NPS MedicineWise spokesperson Jonathan Dartnell said: “While the condition currently does not have a cure, it can be well controlled, hence there is a need to support people with plaque psoriasis to understand and follow the treatment to get the best results.”

“The members of the Targeted Therapies Alliance have worked closely with the Australasian College of Dermatologists and Psoriasis Australia to create these resources which were developed with input from consumers with plaque psoriasis,” he said.

Australasian College of Dermatologists Fellow A/Prof Stephen Shumack said the resources were developed through a collaborative effort.

Jonathan Dartnell, Spokesperson, NPS MedicineWise said: “These resources were designed to support optimal patient outcomes by helping improve understanding of, and adherence to, the treatments for plaque psoriasis. The resources cover topical treatments such as creams and ointments, to phototherapy and systemic treatments.”

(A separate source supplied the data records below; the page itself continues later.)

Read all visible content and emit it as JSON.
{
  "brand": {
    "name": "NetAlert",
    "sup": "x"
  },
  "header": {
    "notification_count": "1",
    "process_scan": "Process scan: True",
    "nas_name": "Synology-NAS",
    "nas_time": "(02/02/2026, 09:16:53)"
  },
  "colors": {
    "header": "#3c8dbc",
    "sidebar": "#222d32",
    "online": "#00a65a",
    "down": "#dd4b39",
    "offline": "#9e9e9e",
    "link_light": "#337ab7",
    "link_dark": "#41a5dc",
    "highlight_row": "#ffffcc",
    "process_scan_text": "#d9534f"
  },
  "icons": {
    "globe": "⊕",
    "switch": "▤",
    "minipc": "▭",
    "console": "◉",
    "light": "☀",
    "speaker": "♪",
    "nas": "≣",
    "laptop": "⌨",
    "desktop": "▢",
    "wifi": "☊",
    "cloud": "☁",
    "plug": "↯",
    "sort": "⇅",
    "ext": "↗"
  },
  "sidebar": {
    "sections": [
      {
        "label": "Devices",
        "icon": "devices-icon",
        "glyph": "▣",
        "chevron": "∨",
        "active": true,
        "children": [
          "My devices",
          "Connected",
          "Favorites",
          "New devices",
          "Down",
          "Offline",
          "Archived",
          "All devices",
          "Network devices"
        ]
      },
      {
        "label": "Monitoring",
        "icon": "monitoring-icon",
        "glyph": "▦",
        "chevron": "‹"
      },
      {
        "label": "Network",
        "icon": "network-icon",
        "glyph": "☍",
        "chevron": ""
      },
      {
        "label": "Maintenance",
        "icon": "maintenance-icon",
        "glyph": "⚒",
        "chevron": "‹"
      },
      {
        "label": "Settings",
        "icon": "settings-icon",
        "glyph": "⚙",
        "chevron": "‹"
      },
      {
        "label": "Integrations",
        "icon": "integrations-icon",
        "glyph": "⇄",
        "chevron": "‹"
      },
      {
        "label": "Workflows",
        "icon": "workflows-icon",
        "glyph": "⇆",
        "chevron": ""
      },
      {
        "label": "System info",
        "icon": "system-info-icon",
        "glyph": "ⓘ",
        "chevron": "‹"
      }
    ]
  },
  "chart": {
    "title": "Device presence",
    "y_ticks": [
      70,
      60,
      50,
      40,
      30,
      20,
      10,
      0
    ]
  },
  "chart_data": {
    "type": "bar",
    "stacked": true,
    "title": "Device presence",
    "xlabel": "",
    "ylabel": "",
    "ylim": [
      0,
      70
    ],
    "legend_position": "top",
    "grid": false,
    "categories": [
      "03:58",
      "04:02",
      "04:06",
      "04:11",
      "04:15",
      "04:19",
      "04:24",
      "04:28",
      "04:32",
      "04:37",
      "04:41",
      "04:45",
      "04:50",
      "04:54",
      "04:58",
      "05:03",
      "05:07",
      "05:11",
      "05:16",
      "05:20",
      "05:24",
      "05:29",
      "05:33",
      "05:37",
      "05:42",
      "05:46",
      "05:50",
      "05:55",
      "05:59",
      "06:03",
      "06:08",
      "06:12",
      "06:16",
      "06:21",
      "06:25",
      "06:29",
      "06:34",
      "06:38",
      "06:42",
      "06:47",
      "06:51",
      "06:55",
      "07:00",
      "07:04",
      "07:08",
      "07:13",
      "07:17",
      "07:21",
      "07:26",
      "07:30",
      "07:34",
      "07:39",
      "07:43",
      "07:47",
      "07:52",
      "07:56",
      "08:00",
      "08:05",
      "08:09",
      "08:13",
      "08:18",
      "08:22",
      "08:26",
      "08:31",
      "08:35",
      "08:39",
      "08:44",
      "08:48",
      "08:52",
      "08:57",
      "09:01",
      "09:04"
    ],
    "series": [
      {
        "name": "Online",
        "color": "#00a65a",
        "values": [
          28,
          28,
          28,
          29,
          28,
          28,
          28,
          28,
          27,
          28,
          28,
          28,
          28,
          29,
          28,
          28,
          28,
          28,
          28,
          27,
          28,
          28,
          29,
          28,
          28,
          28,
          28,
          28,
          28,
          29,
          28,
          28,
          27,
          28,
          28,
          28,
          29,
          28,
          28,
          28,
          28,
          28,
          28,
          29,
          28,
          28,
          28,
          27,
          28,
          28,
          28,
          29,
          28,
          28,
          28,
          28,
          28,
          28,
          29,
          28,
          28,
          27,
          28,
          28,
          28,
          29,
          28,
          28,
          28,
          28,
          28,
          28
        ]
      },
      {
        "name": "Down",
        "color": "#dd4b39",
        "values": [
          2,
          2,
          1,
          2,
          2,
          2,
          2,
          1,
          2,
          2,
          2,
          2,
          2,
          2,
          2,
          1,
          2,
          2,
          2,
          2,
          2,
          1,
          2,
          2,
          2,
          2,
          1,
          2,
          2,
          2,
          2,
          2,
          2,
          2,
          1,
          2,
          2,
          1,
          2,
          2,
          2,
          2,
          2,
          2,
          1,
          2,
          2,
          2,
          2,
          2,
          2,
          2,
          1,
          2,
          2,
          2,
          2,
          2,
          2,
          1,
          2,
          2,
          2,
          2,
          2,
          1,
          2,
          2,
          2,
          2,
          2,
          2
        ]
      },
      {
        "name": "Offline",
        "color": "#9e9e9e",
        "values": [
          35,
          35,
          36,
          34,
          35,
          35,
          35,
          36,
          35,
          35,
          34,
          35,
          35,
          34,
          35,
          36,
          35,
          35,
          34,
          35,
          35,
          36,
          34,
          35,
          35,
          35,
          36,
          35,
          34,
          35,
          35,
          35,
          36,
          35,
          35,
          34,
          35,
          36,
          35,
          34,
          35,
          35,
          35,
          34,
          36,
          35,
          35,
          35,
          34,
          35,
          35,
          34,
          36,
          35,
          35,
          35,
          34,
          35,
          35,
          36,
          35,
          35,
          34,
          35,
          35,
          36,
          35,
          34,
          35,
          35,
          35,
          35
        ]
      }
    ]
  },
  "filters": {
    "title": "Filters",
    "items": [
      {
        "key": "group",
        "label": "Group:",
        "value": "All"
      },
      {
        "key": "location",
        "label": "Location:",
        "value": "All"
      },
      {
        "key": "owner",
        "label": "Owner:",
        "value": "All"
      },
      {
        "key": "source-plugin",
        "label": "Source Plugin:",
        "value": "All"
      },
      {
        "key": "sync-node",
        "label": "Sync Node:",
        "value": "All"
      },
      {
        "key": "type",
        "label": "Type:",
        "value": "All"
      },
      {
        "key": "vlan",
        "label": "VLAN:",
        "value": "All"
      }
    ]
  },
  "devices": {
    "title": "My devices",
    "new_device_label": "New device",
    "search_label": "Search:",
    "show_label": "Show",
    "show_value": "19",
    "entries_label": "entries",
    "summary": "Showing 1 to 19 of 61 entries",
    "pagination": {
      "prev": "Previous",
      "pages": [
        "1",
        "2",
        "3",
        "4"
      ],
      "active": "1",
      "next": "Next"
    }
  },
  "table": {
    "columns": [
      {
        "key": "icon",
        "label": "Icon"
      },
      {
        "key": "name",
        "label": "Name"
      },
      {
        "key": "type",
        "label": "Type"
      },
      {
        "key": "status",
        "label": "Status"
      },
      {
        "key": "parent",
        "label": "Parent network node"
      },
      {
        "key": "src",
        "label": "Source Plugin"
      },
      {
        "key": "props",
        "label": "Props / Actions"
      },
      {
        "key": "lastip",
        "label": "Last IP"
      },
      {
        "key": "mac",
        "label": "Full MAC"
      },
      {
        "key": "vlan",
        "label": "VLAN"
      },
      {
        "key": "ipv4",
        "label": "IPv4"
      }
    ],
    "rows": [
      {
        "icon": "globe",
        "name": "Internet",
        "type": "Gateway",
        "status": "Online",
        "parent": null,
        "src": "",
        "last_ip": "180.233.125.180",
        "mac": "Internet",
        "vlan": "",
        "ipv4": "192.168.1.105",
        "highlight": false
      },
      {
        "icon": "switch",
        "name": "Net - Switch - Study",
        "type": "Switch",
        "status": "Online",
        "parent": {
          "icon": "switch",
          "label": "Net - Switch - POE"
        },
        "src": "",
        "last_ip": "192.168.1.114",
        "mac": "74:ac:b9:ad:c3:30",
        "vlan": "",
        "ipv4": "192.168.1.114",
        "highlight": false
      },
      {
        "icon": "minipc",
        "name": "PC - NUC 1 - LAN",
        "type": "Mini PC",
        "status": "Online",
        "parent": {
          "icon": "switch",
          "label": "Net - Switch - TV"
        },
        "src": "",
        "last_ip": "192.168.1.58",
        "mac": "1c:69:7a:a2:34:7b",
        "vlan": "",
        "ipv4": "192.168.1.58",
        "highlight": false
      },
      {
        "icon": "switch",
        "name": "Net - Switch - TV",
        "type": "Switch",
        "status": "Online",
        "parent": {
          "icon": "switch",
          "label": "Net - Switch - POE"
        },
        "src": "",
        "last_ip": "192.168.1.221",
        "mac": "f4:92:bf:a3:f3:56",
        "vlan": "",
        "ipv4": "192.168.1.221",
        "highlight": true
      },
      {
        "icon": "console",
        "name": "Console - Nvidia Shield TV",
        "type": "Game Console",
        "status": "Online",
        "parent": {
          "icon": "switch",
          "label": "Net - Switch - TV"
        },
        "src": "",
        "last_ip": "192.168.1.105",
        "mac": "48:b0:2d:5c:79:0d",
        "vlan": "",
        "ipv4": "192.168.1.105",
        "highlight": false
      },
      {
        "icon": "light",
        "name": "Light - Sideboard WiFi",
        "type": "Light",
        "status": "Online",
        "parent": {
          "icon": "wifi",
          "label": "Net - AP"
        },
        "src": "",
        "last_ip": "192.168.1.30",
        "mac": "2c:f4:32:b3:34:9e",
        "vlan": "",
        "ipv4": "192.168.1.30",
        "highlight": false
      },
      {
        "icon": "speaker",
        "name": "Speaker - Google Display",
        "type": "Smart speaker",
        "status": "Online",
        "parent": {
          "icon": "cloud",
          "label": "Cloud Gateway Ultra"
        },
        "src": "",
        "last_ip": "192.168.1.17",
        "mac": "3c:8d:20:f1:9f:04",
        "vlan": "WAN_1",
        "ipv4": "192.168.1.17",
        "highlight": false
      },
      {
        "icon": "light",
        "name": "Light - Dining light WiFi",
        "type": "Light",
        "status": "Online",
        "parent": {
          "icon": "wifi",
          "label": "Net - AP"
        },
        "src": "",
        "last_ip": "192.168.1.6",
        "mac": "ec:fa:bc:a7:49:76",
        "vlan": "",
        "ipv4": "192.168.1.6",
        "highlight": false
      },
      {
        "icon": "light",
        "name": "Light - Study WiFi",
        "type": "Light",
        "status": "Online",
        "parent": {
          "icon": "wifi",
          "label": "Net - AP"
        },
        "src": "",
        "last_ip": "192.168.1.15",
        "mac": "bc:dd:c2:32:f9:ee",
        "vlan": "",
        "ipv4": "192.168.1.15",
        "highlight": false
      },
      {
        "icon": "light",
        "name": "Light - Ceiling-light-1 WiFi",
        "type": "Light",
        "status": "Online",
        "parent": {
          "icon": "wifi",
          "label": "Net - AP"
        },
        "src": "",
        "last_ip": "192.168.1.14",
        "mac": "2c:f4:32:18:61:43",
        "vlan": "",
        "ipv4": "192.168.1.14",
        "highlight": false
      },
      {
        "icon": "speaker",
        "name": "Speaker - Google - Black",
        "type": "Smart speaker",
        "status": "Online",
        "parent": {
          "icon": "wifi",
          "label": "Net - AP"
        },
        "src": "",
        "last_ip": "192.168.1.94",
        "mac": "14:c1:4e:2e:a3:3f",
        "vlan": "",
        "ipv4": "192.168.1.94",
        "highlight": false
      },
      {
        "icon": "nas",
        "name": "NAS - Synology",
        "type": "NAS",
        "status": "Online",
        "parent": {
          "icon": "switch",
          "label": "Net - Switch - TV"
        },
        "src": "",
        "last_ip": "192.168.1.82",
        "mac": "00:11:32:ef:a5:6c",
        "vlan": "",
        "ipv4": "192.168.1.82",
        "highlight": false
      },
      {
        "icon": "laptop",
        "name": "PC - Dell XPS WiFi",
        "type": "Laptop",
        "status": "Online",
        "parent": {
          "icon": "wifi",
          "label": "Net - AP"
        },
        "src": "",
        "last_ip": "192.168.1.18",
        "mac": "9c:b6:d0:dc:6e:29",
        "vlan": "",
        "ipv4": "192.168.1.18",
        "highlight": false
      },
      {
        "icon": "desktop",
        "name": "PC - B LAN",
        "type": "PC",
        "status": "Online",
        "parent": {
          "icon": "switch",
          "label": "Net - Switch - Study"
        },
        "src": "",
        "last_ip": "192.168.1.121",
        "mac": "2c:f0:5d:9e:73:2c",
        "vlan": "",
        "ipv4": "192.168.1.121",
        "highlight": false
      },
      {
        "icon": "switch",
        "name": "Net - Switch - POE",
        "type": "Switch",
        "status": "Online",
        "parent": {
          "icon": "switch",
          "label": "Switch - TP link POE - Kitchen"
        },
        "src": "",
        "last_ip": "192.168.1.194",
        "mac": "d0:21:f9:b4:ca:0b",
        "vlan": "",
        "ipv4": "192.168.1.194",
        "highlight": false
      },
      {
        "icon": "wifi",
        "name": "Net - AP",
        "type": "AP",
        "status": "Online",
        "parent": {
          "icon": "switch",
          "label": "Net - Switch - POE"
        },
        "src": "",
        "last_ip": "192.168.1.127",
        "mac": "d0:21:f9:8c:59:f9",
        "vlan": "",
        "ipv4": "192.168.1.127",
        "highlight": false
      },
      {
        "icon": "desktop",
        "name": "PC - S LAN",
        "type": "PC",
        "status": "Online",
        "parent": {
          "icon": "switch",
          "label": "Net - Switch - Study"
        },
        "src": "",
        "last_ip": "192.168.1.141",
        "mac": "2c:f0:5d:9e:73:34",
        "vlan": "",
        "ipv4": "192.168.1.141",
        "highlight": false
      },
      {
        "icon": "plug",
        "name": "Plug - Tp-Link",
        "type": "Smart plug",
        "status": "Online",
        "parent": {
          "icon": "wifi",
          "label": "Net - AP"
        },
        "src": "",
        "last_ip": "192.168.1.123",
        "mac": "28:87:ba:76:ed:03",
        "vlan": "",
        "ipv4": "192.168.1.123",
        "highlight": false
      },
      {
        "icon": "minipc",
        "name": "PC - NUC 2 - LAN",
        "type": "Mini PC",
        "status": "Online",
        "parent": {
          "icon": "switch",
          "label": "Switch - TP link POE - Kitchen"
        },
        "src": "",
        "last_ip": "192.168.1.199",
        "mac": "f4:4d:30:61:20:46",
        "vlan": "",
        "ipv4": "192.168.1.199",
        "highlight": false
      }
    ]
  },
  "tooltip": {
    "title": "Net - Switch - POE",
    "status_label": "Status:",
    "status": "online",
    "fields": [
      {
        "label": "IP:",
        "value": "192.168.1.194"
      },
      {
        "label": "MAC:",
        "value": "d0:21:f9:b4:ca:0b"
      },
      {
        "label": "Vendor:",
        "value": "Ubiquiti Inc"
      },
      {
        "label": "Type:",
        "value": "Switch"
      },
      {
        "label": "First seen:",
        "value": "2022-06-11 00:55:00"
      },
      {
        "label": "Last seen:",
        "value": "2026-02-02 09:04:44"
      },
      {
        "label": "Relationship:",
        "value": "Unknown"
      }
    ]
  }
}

The new resources available include:

  • A consumers’ fact sheet with an overview of the topical treatment options (such as creams and ointments) and questions to ask their doctor to make sure they understand why, how and when to use their topical treatments.
  • A decision aid to help consumers speak to their doctor about treatment options should topical treatments not be enough.
  • An action plan and information to address some myths and help adherence to low-dose methotrexate.

The new dermatology resources complement existing Targeted Therapies Alliance resources focused on gastroenterological and rheumatological conditions. They also are part of a wider three-year programme to ensure the best possible health and economic outcomes from the use of biological and other specialised medicines.